Archbishop of Paris Admits: Modern, Minimalist Church Decor Is the Fruit of Vatican II

Throughout history, many souls have been attracted to the Catholic faith by the beauty of her magnificent churches. As the Pontifical Council for Culture stated in 2006: "The via pulchritudinis [‘way of beauty’] can open the pathway for the search for God." The document goes on to ask: "Do not the cathedrals and churches of the West and East reach a summit of splendor when a liturgy streaming with beauty is celebrated by a gathered crowd?" The document bemoans "the ugliness of some churches and their decoration, their desacralization," which it ascribes to the modern "divorce" between religion and art.

 In this light, it is unsurprising that the decidedly spare, modern new liturgical furnishings of the Notre Dame de Paris Cathedral, damaged by fire in 2019, have drawn criticism. They have been compared to Ikea furniture. Why would such a beautiful church be adorned in such an ugly style?

The Archbishop of Paris had a revealing answer: the new furnishings must strive for a "noble simplicity," in keeping with "the spirit of the Catholic liturgy, according to the meanings and norms established following the Second Vatican Council." Just as the creators of the Novus Ordo Missae strove for rational comprehension and stark simplicity- to free the Mass from "historical accretions"- so too, the Archbishop of Parish says, the furnishings that accompany such a Mass should be spare, unadorned, and modern in appearance. This is not just the style of Vatican II, but of the "synodal church," which the Archbishop invoked at his installation last year.

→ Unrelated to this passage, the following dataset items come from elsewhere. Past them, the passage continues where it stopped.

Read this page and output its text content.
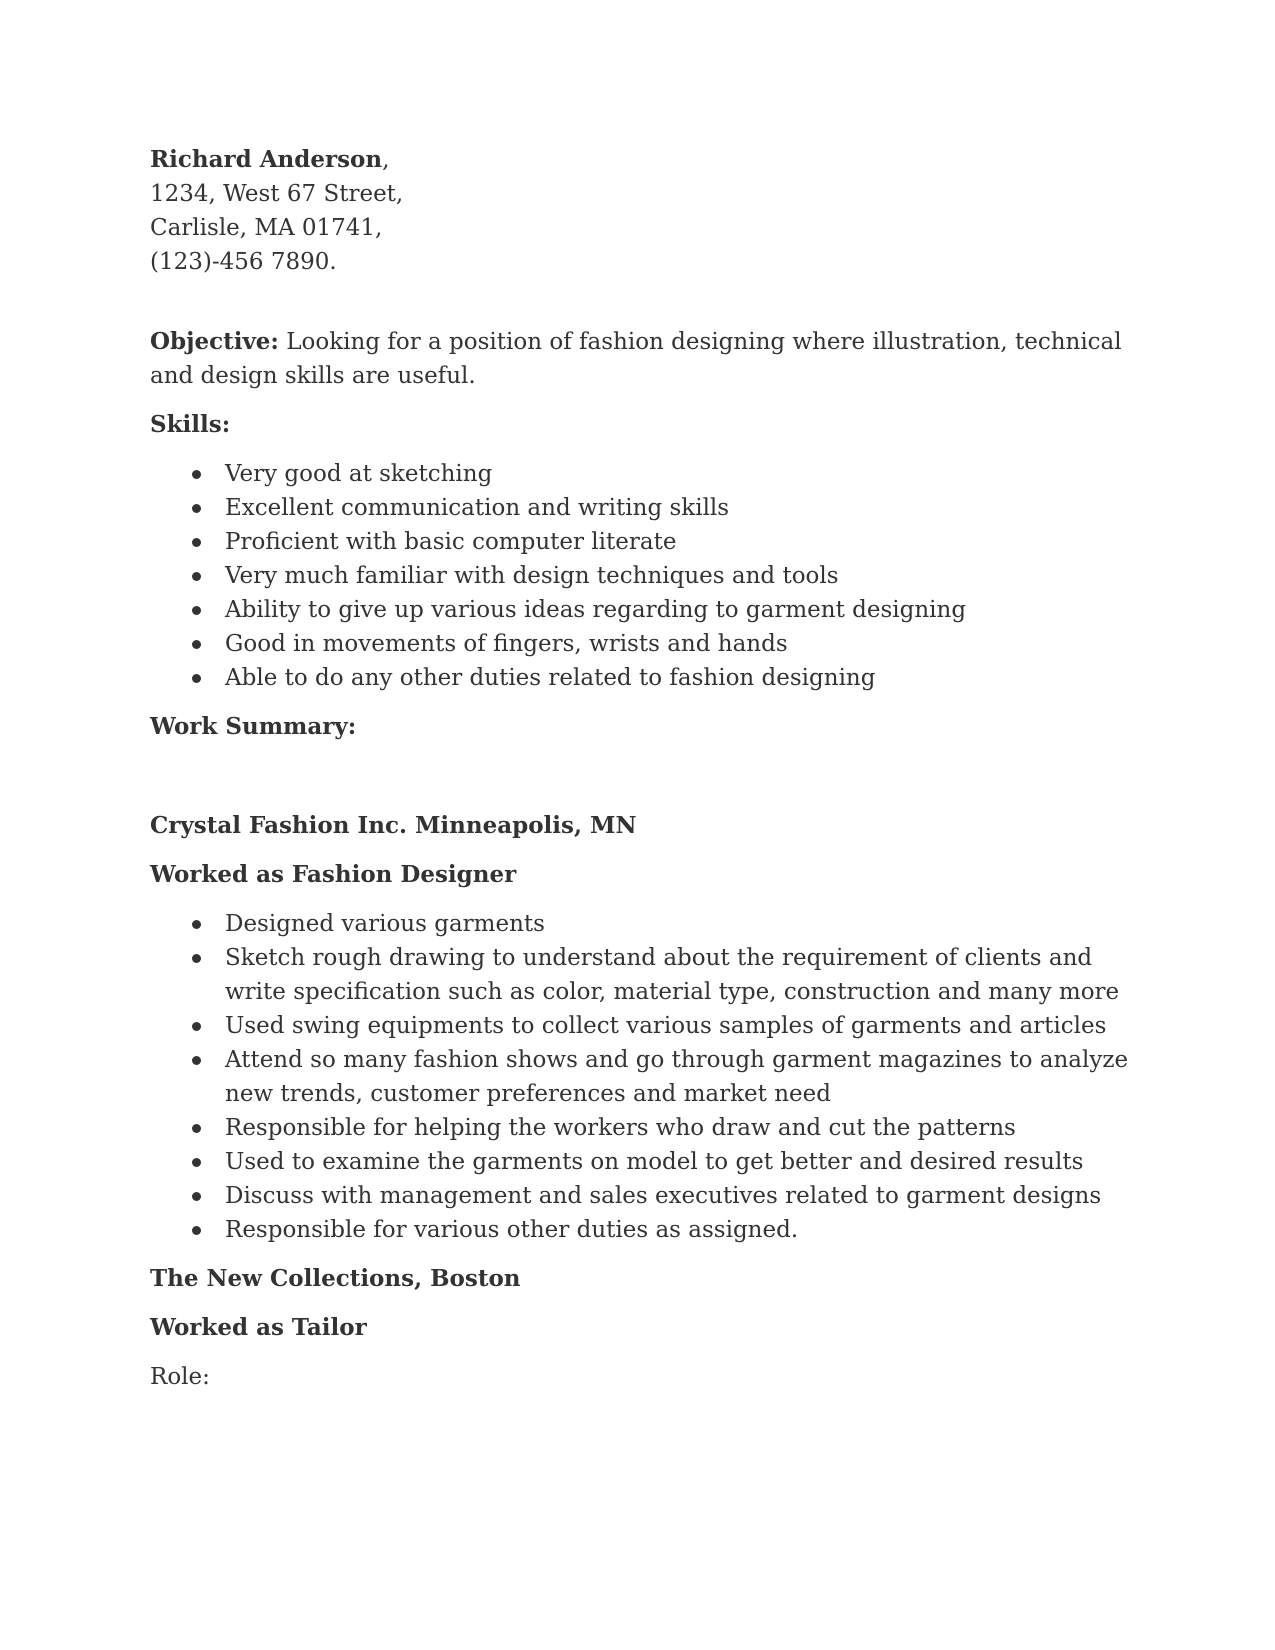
Richard Anderson,
1234, West 67 Street,
Carlisle, MA 01741,
(123)-456 7890.

Objective: Looking for a position of fashion designing where illustration, technical and design skills are useful.

Skills:

Very good at sketching
Excellent communication and writing skills
Proficient with basic computer literate
Very much familiar with design techniques and tools
Ability to give up various ideas regarding to garment designing
Good in movements of fingers, wrists and hands
Able to do any other duties related to fashion designing

Work Summary:

Crystal Fashion Inc. Minneapolis, MN

Worked as Fashion Designer

Designed various garments
Sketch rough drawing to understand about the requirement of clients and write specification such as color, material type, construction and many more
Used swing equipments to collect various samples of garments and articles
Attend so many fashion shows and go through garment magazines to analyze new trends, customer preferences and market need
Responsible for helping the workers who draw and cut the patterns
Used to examine the garments on model to get better and desired results
Discuss with management and sales executives related to garment designs
Responsible for various other duties as assigned.

The New Collections, Boston

Worked as Tailor

Role:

The Archbishop's comments may provide a clue as to why the Traditional Latin Mass tends to result in beautiful renovations of the churches where it is celebrated-- indeed, even when it is celebrated in gymnasiums. And why the Novus Ordo Missae is so often associated with the ugly "wreckovations" that have occurred since the Second Vatican Council. In large part, it will be the unquenchable longing for beauty in the human soul that leads us back to tradition.